Since the market is not static and in fact has shown a propensity to rise 10% a year on average those who bought a basket of stocks are going to come out ahead no matter which of the bookies they follow, although they would do better with the one who has a propensity to find stocks priced too low. There is no "settlment" at true value in stocks like there is with a sports bet.

There is no assurance that just because a stock is over priced today it won't be over priced tomorrow. Buffett said in the short run the market is a voting machine and some stocks can stay popular and over priced for years resulting in large losses on the stocks you choose to short even if those stocks are over priced by reasonsable measures. This explains why Buffett does not short stocks outside of arbitrage positions. If Buffett agreed with you why wouldn't he also take short positions in stock?

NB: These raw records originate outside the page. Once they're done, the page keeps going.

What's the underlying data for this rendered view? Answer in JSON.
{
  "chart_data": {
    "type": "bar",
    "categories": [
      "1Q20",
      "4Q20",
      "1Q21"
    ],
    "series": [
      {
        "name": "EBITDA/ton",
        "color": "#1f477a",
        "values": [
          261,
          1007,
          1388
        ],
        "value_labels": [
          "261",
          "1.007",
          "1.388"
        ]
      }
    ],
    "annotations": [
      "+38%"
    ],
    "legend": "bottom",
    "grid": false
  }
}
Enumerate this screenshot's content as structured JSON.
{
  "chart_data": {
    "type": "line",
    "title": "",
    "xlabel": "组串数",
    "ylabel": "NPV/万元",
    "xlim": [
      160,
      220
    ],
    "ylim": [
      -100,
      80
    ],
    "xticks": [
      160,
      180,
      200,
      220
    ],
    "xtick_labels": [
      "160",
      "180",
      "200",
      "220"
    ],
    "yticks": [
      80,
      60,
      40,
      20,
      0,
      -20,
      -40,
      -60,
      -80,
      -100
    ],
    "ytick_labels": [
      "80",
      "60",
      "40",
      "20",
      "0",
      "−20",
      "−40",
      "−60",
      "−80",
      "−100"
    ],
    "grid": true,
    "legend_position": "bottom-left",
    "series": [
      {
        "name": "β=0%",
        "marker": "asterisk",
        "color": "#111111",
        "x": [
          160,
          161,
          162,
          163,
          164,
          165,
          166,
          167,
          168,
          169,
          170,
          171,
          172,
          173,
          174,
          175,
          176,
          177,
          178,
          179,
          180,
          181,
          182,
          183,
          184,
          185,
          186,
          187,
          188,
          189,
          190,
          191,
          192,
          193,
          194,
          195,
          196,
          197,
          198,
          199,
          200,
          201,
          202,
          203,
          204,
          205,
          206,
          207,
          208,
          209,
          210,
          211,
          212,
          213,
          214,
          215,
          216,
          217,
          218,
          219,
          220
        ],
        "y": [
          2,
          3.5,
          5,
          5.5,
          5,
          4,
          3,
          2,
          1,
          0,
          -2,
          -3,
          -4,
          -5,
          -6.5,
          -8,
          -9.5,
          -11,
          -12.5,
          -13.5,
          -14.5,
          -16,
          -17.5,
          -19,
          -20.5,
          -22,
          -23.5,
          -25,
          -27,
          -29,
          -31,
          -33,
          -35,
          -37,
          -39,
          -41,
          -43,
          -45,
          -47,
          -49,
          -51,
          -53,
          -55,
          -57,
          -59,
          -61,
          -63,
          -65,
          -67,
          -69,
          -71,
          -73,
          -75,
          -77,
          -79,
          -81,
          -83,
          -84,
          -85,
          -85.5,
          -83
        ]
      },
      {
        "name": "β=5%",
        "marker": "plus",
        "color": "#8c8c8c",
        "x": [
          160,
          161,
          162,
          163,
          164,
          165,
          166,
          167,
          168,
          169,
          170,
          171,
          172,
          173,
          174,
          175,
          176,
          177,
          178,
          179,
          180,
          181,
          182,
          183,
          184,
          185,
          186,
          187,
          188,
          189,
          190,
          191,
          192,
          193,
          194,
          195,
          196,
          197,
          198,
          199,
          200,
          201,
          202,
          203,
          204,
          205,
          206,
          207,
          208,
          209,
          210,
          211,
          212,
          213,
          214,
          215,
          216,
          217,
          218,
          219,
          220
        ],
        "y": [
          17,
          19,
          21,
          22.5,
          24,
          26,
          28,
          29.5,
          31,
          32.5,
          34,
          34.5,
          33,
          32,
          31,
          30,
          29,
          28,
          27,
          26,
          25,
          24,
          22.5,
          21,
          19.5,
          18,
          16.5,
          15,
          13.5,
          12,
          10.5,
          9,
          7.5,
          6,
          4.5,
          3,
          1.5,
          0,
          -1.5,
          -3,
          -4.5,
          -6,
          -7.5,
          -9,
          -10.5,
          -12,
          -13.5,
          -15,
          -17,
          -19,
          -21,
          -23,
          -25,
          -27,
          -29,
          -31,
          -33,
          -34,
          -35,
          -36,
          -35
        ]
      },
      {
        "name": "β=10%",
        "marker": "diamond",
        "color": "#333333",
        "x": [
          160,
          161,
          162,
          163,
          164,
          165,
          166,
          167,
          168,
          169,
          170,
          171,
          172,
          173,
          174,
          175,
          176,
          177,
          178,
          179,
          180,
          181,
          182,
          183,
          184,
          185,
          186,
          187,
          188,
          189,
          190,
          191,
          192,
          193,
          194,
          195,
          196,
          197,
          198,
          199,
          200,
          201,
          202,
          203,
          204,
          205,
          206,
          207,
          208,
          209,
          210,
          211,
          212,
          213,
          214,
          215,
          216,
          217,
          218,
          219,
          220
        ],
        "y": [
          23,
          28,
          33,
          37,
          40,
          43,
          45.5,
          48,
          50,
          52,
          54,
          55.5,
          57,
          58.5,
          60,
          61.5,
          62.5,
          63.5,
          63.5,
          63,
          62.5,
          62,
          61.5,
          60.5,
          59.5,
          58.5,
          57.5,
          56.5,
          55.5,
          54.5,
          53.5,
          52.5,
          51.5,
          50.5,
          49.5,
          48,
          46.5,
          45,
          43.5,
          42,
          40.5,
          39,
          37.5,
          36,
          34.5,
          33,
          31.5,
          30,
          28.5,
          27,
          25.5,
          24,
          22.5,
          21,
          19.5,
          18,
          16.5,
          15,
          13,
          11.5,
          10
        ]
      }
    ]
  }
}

Your example works great where market prices are static and the true intrinsic value of a company will be determined and reflected in the market price shortly. In the market there is no gurantee stocks will gravitate towards intrinsic value and intrinsinc value is ever changing meaning its value may change drastically before the market price ever reacts to yesterdays value. Buffett's skill has been to find company's that are not just undervalued but increase in instrinsic value at a better than market rate due to a "competitive advantage". Even when he is off on the proper valuation this "competitive edge" more than makes up for it. In fact he said he made a big mistake buying Berkshire Hathaway, because although it represented quite a bargain based on assets and such it was in a lousy business. This is in fact one of Buffett's great quotes that directly relates to this issue, 'It is better to buy a great business at a fair price than a fair business at a great price'.